# Old computer ads etc



## Giaguara (Jan 16, 2004)

This one is reeaaaally terrible.







more on this site.

Find any other cool, terrible, funny old computer ads?


----------



## Giaguara (Jan 16, 2004)

Other fancy stuff:

M$ Windows 1.0.3 screenshots 

apple II screenshots ..


----------



## monktus (Jan 17, 2004)

That's quite geeky. But cool. I liked the portable pre-MIDI music thing.


----------



## powermac (Jan 17, 2004)

It was a nice walk down memory lane. LOL Windows, will they ever get the GUI right?


----------



## Arden (Jan 17, 2004)

powermac said:
			
		

> It was a nice walk down memory lane. LOL Windows, will they ever get the GUI right?

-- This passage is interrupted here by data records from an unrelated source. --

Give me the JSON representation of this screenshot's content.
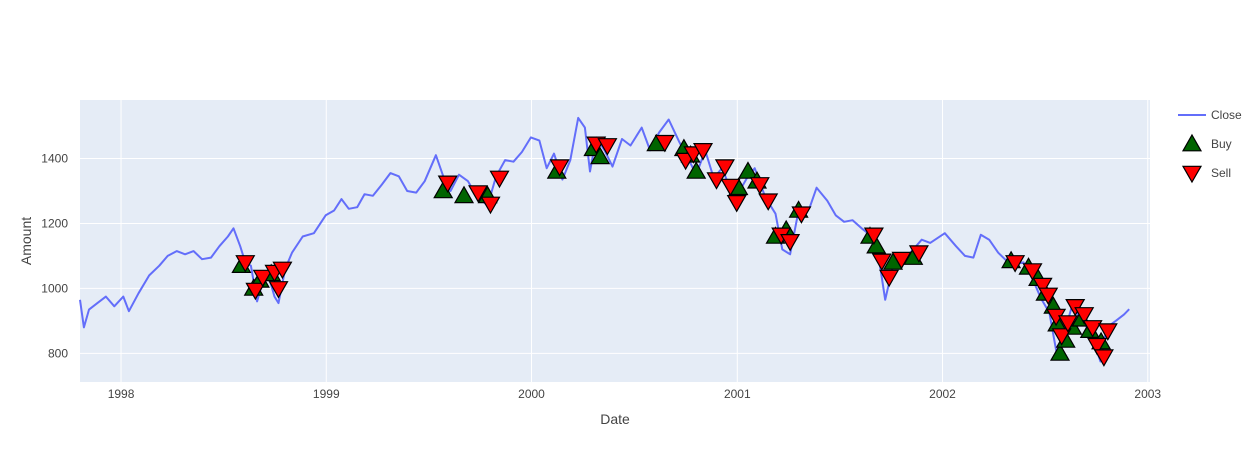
{
  "chart_data": {
    "type": "line",
    "xlabel": "Date",
    "ylabel": "Amount",
    "x_ticks": [
      "1998",
      "1999",
      "2000",
      "2001",
      "2002",
      "2003"
    ],
    "y_ticks": [
      800,
      1000,
      1200,
      1400
    ],
    "xlim": [
      "1997-10-20",
      "2003-01-05"
    ],
    "ylim": [
      712,
      1580
    ],
    "grid": true,
    "legend_position": "right",
    "colors": {
      "close": "#636efa",
      "buy": "#006400",
      "sell": "#ff0000",
      "plot_bg": "#e5ecf6",
      "grid": "#ffffff"
    },
    "series": [
      {
        "name": "Close",
        "type": "line",
        "points": [
          [
            "1997-10-20",
            965
          ],
          [
            "1997-10-27",
            880
          ],
          [
            "1997-11-05",
            935
          ],
          [
            "1997-11-20",
            955
          ],
          [
            "1997-12-05",
            975
          ],
          [
            "1997-12-20",
            945
          ],
          [
            "1998-01-05",
            975
          ],
          [
            "1998-01-15",
            930
          ],
          [
            "1998-02-01",
            985
          ],
          [
            "1998-02-20",
            1040
          ],
          [
            "1998-03-10",
            1070
          ],
          [
            "1998-03-25",
            1100
          ],
          [
            "1998-04-10",
            1115
          ],
          [
            "1998-04-25",
            1105
          ],
          [
            "1998-05-10",
            1115
          ],
          [
            "1998-05-25",
            1090
          ],
          [
            "1998-06-10",
            1095
          ],
          [
            "1998-06-25",
            1130
          ],
          [
            "1998-07-10",
            1160
          ],
          [
            "1998-07-20",
            1185
          ],
          [
            "1998-08-01",
            1130
          ],
          [
            "1998-08-10",
            1080
          ],
          [
            "1998-08-20",
            1070
          ],
          [
            "1998-08-31",
            960
          ],
          [
            "1998-09-10",
            1020
          ],
          [
            "1998-09-20",
            1040
          ],
          [
            "1998-10-01",
            975
          ],
          [
            "1998-10-08",
            955
          ],
          [
            "1998-10-20",
            1060
          ],
          [
            "1998-11-01",
            1110
          ],
          [
            "1998-11-20",
            1160
          ],
          [
            "1998-12-10",
            1170
          ],
          [
            "1998-12-31",
            1225
          ],
          [
            "1999-01-15",
            1240
          ],
          [
            "1999-01-28",
            1275
          ],
          [
            "1999-02-10",
            1245
          ],
          [
            "1999-02-25",
            1250
          ],
          [
            "1999-03-10",
            1290
          ],
          [
            "1999-03-25",
            1285
          ],
          [
            "1999-04-10",
            1320
          ],
          [
            "1999-04-25",
            1355
          ],
          [
            "1999-05-10",
            1345
          ],
          [
            "1999-05-25",
            1300
          ],
          [
            "1999-06-10",
            1295
          ],
          [
            "1999-06-25",
            1330
          ],
          [
            "1999-07-15",
            1410
          ],
          [
            "1999-07-30",
            1335
          ],
          [
            "1999-08-10",
            1300
          ],
          [
            "1999-08-25",
            1350
          ],
          [
            "1999-09-10",
            1330
          ],
          [
            "1999-09-25",
            1285
          ],
          [
            "1999-10-15",
            1255
          ],
          [
            "1999-10-30",
            1345
          ],
          [
            "1999-11-15",
            1395
          ],
          [
            "1999-11-30",
            1390
          ],
          [
            "1999-12-15",
            1420
          ],
          [
            "1999-12-31",
            1465
          ],
          [
            "2000-01-15",
            1455
          ],
          [
            "2000-01-28",
            1370
          ],
          [
            "2000-02-10",
            1415
          ],
          [
            "2000-02-25",
            1335
          ],
          [
            "2000-03-10",
            1395
          ],
          [
            "2000-03-24",
            1525
          ],
          [
            "2000-04-05",
            1495
          ],
          [
            "2000-04-14",
            1360
          ],
          [
            "2000-04-25",
            1465
          ],
          [
            "2000-05-10",
            1425
          ],
          [
            "2000-05-24",
            1375
          ],
          [
            "2000-06-10",
            1460
          ],
          [
            "2000-06-25",
            1440
          ],
          [
            "2000-07-15",
            1495
          ],
          [
            "2000-07-30",
            1425
          ],
          [
            "2000-08-15",
            1480
          ],
          [
            "2000-09-01",
            1520
          ],
          [
            "2000-09-20",
            1450
          ],
          [
            "2000-10-10",
            1385
          ],
          [
            "2000-10-20",
            1350
          ],
          [
            "2000-11-05",
            1425
          ],
          [
            "2000-11-20",
            1340
          ],
          [
            "2000-12-05",
            1370
          ],
          [
            "2000-12-20",
            1305
          ],
          [
            "2001-01-05",
            1300
          ],
          [
            "2001-01-20",
            1345
          ],
          [
            "2001-02-01",
            1370
          ],
          [
            "2001-02-20",
            1280
          ],
          [
            "2001-03-10",
            1230
          ],
          [
            "2001-03-22",
            1120
          ],
          [
            "2001-04-05",
            1105
          ],
          [
            "2001-04-20",
            1240
          ],
          [
            "2001-05-10",
            1250
          ],
          [
            "2001-05-22",
            1310
          ],
          [
            "2001-06-10",
            1270
          ],
          [
            "2001-06-25",
            1225
          ],
          [
            "2001-07-10",
            1205
          ],
          [
            "2001-07-25",
            1210
          ],
          [
            "2001-08-10",
            1185
          ],
          [
            "2001-08-25",
            1165
          ],
          [
            "2001-09-10",
            1090
          ],
          [
            "2001-09-21",
            965
          ],
          [
            "2001-10-05",
            1070
          ],
          [
            "2001-10-20",
            1080
          ],
          [
            "2001-11-10",
            1120
          ],
          [
            "2001-11-25",
            1150
          ],
          [
            "2001-12-10",
            1140
          ],
          [
            "2002-01-05",
            1170
          ],
          [
            "2002-01-25",
            1130
          ],
          [
            "2002-02-10",
            1100
          ],
          [
            "2002-02-25",
            1095
          ],
          [
            "2002-03-10",
            1165
          ],
          [
            "2002-03-25",
            1150
          ],
          [
            "2002-04-10",
            1110
          ],
          [
            "2002-04-25",
            1085
          ],
          [
            "2002-05-10",
            1075
          ],
          [
            "2002-05-25",
            1080
          ],
          [
            "2002-06-10",
            1030
          ],
          [
            "2002-06-25",
            970
          ],
          [
            "2002-07-10",
            925
          ],
          [
            "2002-07-23",
            800
          ],
          [
            "2002-08-05",
            860
          ],
          [
            "2002-08-20",
            950
          ],
          [
            "2002-09-05",
            900
          ],
          [
            "2002-09-20",
            870
          ],
          [
            "2002-10-09",
            775
          ],
          [
            "2002-10-20",
            880
          ],
          [
            "2002-11-05",
            900
          ],
          [
            "2002-11-20",
            920
          ],
          [
            "2002-11-29",
            936
          ]
        ]
      },
      {
        "name": "Buy",
        "type": "markers",
        "symbol": "triangle-up",
        "points": [
          [
            "1998-08-03",
            1070
          ],
          [
            "1998-08-25",
            1000
          ],
          [
            "1998-09-05",
            1025
          ],
          [
            "1998-09-25",
            1045
          ],
          [
            "1999-07-28",
            1300
          ],
          [
            "1999-09-03",
            1285
          ],
          [
            "1999-10-15",
            1285
          ],
          [
            "2000-02-15",
            1360
          ],
          [
            "2000-04-20",
            1430
          ],
          [
            "2000-05-02",
            1405
          ],
          [
            "2000-08-10",
            1445
          ],
          [
            "2000-09-28",
            1430
          ],
          [
            "2000-10-10",
            1410
          ],
          [
            "2000-10-20",
            1360
          ],
          [
            "2001-01-03",
            1310
          ],
          [
            "2001-01-20",
            1360
          ],
          [
            "2001-02-05",
            1330
          ],
          [
            "2001-03-10",
            1160
          ],
          [
            "2001-03-29",
            1180
          ],
          [
            "2001-04-20",
            1240
          ],
          [
            "2001-08-25",
            1160
          ],
          [
            "2001-09-05",
            1130
          ],
          [
            "2001-10-05",
            1080
          ],
          [
            "2001-11-10",
            1095
          ],
          [
            "2002-05-03",
            1085
          ],
          [
            "2002-06-03",
            1065
          ],
          [
            "2002-06-20",
            1030
          ],
          [
            "2002-07-03",
            985
          ],
          [
            "2002-07-17",
            945
          ],
          [
            "2002-07-24",
            890
          ],
          [
            "2002-07-29",
            800
          ],
          [
            "2002-08-08",
            840
          ],
          [
            "2002-08-20",
            880
          ],
          [
            "2002-09-05",
            905
          ],
          [
            "2002-09-20",
            870
          ],
          [
            "2002-10-10",
            835
          ]
        ]
      },
      {
        "name": "Sell",
        "type": "markers",
        "symbol": "triangle-down",
        "points": [
          [
            "1998-08-10",
            1080
          ],
          [
            "1998-08-28",
            995
          ],
          [
            "1998-09-10",
            1035
          ],
          [
            "1998-10-01",
            1050
          ],
          [
            "1998-10-08",
            1000
          ],
          [
            "1998-10-15",
            1060
          ],
          [
            "1999-08-05",
            1325
          ],
          [
            "1999-09-28",
            1295
          ],
          [
            "1999-10-20",
            1260
          ],
          [
            "1999-11-05",
            1340
          ],
          [
            "2000-02-20",
            1375
          ],
          [
            "2000-04-25",
            1445
          ],
          [
            "2000-05-15",
            1440
          ],
          [
            "2000-08-25",
            1450
          ],
          [
            "2000-10-01",
            1395
          ],
          [
            "2000-10-15",
            1415
          ],
          [
            "2000-11-01",
            1425
          ],
          [
            "2000-11-25",
            1335
          ],
          [
            "2000-12-10",
            1375
          ],
          [
            "2000-12-20",
            1315
          ],
          [
            "2000-12-31",
            1265
          ],
          [
            "2001-02-10",
            1320
          ],
          [
            "2001-02-25",
            1270
          ],
          [
            "2001-03-20",
            1165
          ],
          [
            "2001-04-05",
            1145
          ],
          [
            "2001-04-25",
            1230
          ],
          [
            "2001-09-01",
            1165
          ],
          [
            "2001-09-15",
            1085
          ],
          [
            "2001-09-28",
            1035
          ],
          [
            "2001-10-20",
            1090
          ],
          [
            "2001-11-20",
            1110
          ],
          [
            "2002-05-10",
            1080
          ],
          [
            "2002-06-10",
            1055
          ],
          [
            "2002-06-28",
            1010
          ],
          [
            "2002-07-08",
            980
          ],
          [
            "2002-07-22",
            915
          ],
          [
            "2002-08-01",
            855
          ],
          [
            "2002-08-12",
            895
          ],
          [
            "2002-08-25",
            945
          ],
          [
            "2002-09-10",
            920
          ],
          [
            "2002-09-25",
            880
          ],
          [
            "2002-10-03",
            825
          ],
          [
            "2002-10-15",
            790
          ],
          [
            "2002-10-22",
            870
          ]
        ]
      }
    ]
  }
}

 If they haven't gotten it right in over a decade, what makes you think it'll go beyond anything besides painfully ugly?


----------



## MikeXpop (Jan 17, 2004)

http://toastytech.com/guis/bob2.html

Priceless


----------



## chemistry_geek (Jan 25, 2004)

I remember, way back in 8th grade, when I went to the school library to read Science Digest, that I would occasionally see the Sinclair ZX81 in full-page magazine adds.  You could purchase the kit and build it yourself, or pay more and purchase a fully assembled unit.  Not long after I saw adds for the Sinclair QL with a built-in microdrive.


----------